DTH:"Dennis Whitling, a member and former chairman of the Orange County Board of Education, resigned Monday from the board, effective immediately."
...is up for election this time around anyway. I hope the board has the good sense not to appoint anyone for the two and a half months that remain of his term.
It was first reported about 3 weeks ago in the CH Herald, I believe and the News of Orange reported it as well. Still pretty vague as to what happened, it appears. Whitling was in his first term as a board member and as Jason notes was up for re-election, along with Liz Brown and Al Hartkopf, neither of whom have filed for re-election. I have a feeling Hartkopf may try for BOCC instead, running as a Republican in District 2. Just a hunch.
He might as well try flying off of Occonneechee Mt. as try to get elected as a Republican commissioner.

From WRAL:

Dennis Whitling has been charged with obtaining property by false pretense, corporate malfeasance and obstruction of justice. The charges stem from the theft of $115,000 from a Durham law firm, police said.
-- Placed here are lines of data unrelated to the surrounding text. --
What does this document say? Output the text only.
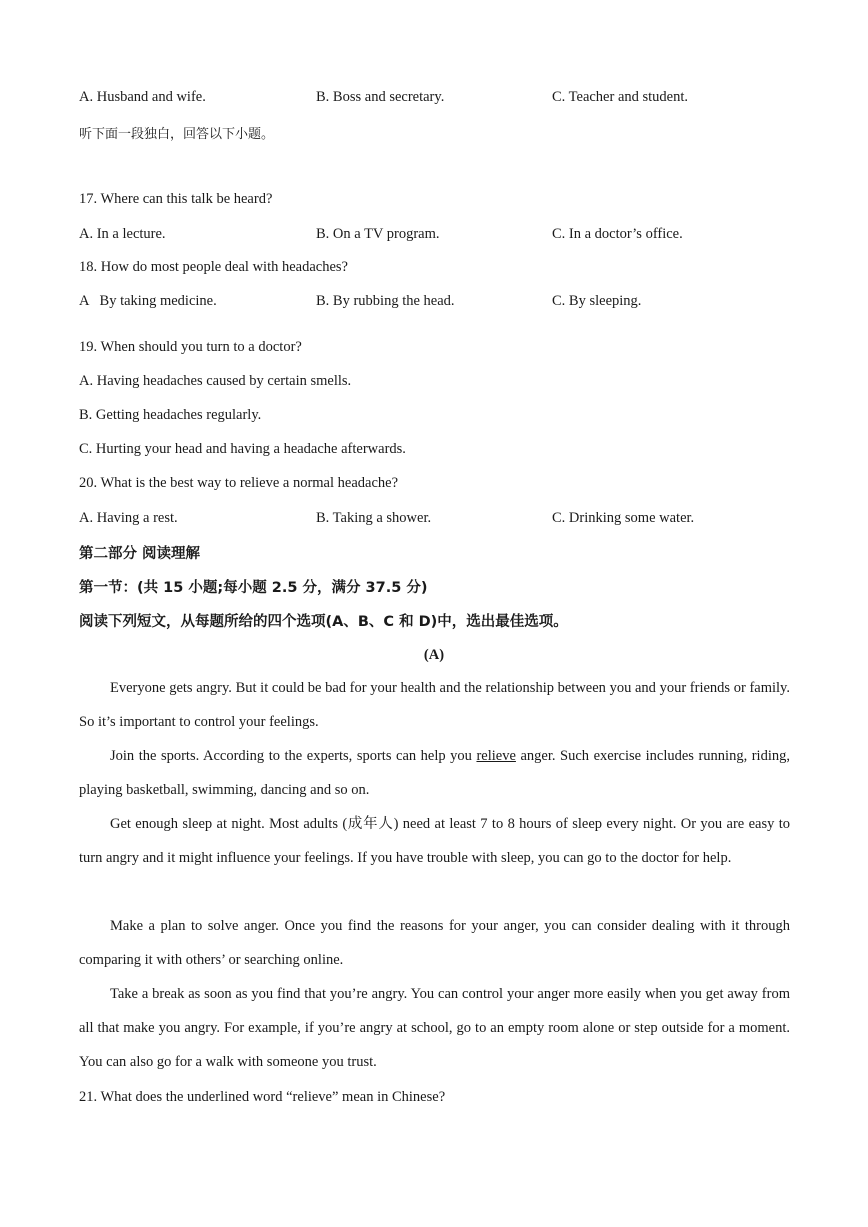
A. Husband and wife.	B. Boss and secretary.	C. Teacher and student.
听下面一段独白，回答以下小题。
17. Where can this talk be heard?
A. In a lecture.	B. On a TV program.	C. In a doctor’s office.
18. How do most people deal with headaches?
A   By taking medicine.	B. By rubbing the head.	C. By sleeping.
19. When should you turn to a doctor?
A. Having headaches caused by certain smells.
B. Getting headaches regularly.
C. Hurting your head and having a headache afterwards.
20. What is the best way to relieve a normal headache?
A. Having a rest.	B. Taking a shower.	C. Drinking some water.
第二部分 阅读理解
第一节：(共 15 小题;每小题 2.5 分，满分 37.5 分)
阅读下列短文，从每题所给的四个选项(A、B、C 和 D)中，选出最佳选项。
(A)
Everyone gets angry. But it could be bad for your health and the relationship between you and your friends or family. So it’s important to control your feelings.
Join the sports. According to the experts, sports can help you relieve anger. Such exercise includes running, riding, playing basketball, swimming, dancing and so on.
Get enough sleep at night. Most adults (成年人) need at least 7 to 8 hours of sleep every night. Or you are easy to turn angry and it might influence your feelings. If you have trouble with sleep, you can go to the doctor for help.
Make a plan to solve anger. Once you find the reasons for your anger, you can consider dealing with it through comparing it with others’ or searching online.
Take a break as soon as you find that you’re angry. You can control your anger more easily when you get away from all that make you angry. For example, if you’re angry at school, go to an empty room alone or step outside for a moment. You can also go for a walk with someone you trust.
21. What does the underlined word “relieve” mean in Chinese?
In what appears to be a full admission of guilt, former Chair of the Orange County Board of Education has turned in his law license and been disbarred.

From Monday's Durham Herald-Sun:

 

Attorney disbarred over fraud allegation

From staff reports

Jul 28, 2008

DURHAM -- Already under a Bull City indictment for embezzlement, attorney Dennis Alan Whitling has surrendered his law license and accepted disbarment.

A disbarment order dated July 18, but not previously made public, was issued after Whitling acknowledged in a sworn affidavit that he may have engaged in fraudulent financial transactions.

Whitling's legal woes began in February, when a Durham grand jury indicted him on allegations of stealing money from a Hillandale Road law firm.

In addition to a charge that he embezzled more than $100,000, the then-52-year-old Whitling was indicted for alleged corporate malfeasance, obtaining property by false pretenses and obstruction of justice.

Whitling was arrested but released under a $10,000 bond.

At about the same time, he resigned from a four-year stint on the Orange County school board.

Whitling is accused in the indictments of making off with money from the Durham law office of Thomas J. Stevens, where he worked from 1983 until September 2007, when he left to open his own practice.

He reportedly had maintained business accounts for the Stevens firm, issued its payroll checks and reconciled its financial statements.

Fiscal problems at the law firm became quickly apparent after Whitling departed, Durham Police Cpl. Bennie Bradley said in a court affidavit.

Accountants were summoned by Stevens and were "able to identify numerous discrepancies in Whitling's documentation of the firm's business transactions," Bradley wrote.

The accountants concluded that Whitling apparently made out 26 checks to himself in 2006 and 2007 -- 17 for amounts greater than authorized and the rest not authorized at all, according to Bradley.

In an affidavit submitted early this month to the N.C. State Bar, which oversees the conduct of lawyers, Whitling said he knew he was under investigation for "diverting to myself legal fees from an estate trust for which I was trustee."

Whitling said he was aware the investigation also encompassed allegations that he filed a false report, indicating various funds "had been disbursed to the law firm when in fact I disbursed the funds to myself. ...

"I acknowledge that the material facts upon which the investigation are predicated are true," Whitling wrote.

"My resignation is being submitted because I know that if charges were predicated upon the misconduct under investigation, I could not successfully defend against them," he said.

Whitling emphasized that his resignation as a lawyer was being "freely and voluntarily rendered" and was "not the result of coercion or duress."

He could not be reached for comment Sunday.

Whitling's former law partner Thomas Stevens is he the current Mayor of Hillsborough? Not trying to imply anything about Mr. Stevens. I have met the Mayor and he seems like a nice and caring guy.
An interesting coincidence, but they are different Tom Stevens.